In terms of the actual gender gap I mean the double standards women face in the workplace. Across the workforce full-time average weekly earnings for women are 16.2% less than for men and it’s only more pronounced for sparkies. In fact, the Electrical Distribution Trades industry has the third biggest pay gap between men and women with males on a salary of $93,377 and women $48,390. Women need to be treated equally in the workplace both in regards to the attitudes of their co-workers as well as numerically.
The truth is, despite having a foot in the door, I still faced resistance for being a woman. One of my early experiences of discrimination was as an apprentice when one company refused to have any females on site because it was ’too much hassle‘ or because someone might refuse to pay for the job. I also found that builders could get iffy about having a woman on site for no other reason than they weren’t used to it. This was difficult to face regularly, even if I was following my passion.
So what can we do about it? The reality is that men are crucial to the cause – without their support and willingness to adapt, female tradies like me will keep on telling the same story. As shown in a recent survey, men perceive the challenges of women in the workplace in a very different way to their female counterparts. Interestingly, men believe that a woman’s greatest challenges are feeling included, achieving work-life balance and dealing with childcare issues. Women, on the other hand, perceive promotions and pay as being the top obstacles they face.
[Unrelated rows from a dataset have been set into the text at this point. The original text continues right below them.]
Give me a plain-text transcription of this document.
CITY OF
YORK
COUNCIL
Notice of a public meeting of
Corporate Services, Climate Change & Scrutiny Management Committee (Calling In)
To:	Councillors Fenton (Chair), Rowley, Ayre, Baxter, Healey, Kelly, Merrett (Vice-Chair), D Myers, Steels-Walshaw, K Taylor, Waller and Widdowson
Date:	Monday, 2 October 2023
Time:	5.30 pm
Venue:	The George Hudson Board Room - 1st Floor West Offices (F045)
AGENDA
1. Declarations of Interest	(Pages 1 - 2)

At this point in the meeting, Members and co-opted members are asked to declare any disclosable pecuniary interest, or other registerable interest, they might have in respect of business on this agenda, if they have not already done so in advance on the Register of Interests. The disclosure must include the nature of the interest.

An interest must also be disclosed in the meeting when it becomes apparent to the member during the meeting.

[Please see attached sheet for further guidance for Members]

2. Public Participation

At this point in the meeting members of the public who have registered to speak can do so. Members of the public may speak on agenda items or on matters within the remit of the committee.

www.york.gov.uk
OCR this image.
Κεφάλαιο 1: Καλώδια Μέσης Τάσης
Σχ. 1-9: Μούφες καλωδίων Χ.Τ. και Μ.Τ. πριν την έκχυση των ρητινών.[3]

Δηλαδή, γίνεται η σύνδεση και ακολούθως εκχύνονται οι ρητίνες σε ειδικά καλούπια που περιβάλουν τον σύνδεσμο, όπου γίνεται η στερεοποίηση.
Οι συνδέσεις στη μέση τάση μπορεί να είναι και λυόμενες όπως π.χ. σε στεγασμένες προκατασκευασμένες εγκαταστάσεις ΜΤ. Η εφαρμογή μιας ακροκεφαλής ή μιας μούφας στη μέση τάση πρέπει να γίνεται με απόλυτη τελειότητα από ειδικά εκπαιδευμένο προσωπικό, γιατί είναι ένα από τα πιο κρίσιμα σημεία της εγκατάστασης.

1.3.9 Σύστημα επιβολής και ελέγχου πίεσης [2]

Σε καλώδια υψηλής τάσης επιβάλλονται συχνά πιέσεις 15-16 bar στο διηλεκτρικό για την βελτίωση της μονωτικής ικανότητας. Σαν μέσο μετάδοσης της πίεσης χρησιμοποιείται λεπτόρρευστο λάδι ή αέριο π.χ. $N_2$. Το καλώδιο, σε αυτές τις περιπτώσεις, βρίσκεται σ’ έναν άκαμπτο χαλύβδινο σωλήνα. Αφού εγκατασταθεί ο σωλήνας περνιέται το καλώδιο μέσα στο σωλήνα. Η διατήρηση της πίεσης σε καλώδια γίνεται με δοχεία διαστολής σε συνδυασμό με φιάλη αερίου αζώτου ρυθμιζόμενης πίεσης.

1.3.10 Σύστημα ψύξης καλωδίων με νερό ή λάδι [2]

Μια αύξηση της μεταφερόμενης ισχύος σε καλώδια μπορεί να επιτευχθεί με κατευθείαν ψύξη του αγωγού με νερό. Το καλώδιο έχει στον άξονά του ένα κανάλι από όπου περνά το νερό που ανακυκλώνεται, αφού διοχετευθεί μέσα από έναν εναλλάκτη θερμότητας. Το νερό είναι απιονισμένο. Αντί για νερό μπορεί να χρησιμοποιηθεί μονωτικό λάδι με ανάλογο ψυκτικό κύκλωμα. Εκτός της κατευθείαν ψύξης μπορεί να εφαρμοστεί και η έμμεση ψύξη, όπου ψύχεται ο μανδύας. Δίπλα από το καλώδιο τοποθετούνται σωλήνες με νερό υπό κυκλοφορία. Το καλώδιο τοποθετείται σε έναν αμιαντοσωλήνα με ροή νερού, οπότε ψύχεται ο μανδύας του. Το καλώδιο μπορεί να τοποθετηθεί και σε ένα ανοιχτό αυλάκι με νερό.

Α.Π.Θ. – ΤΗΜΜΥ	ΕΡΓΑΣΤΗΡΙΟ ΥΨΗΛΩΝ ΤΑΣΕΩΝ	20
There are many factors that contribute to this perception; namely the fact that women are outnumbered in many industries, such as the electrical industry, and that there’s an under representation of women in management positions. This perception misalignment is something that must be taken seriously; it can impact how male managers manage women or even how they interact with their female colleagues. Until we’re all on the same page, we will continue to have issues with gender stereotyping and equality.
It’s my hope that by sharing my story more women will feel empowered to undertake an electrical apprenticeship regardless of the adversity they might face. As you can see from my story, it hasn’t always been smooth sailing. But after trying many different roles I knew where my interest lay and I had to get there. Unfortunately, gender stereotypes still exist today and while many in the industry are far more open-minded, it would be misleading to say you won’t face challenges because of your sex. As with any career, you will have times of hardship but it’s up to you to decide if you’ll struggle to feel engaged in a role you feel you should be in or if, like me, you’re willing to persevere for a career you’ll find rewarding.
I’ve faced many obstacles during my years as a sparky but do I regret pursuing the profession? Absolutely not! It’s a really rewarding job and I couldn’t be happier in my career. If you’re a woman who’s thought about a career in trade but quickly brushed it aside I want to encourage you to reconsider. If you’re a business who hasn’t been open to accepting female apprentices I want to encourage you to reconsider. The biggest lesson I’ve learnt from my experience is to put passion before gender and whether you’re a business or an individual I’d like to ask you to do the same.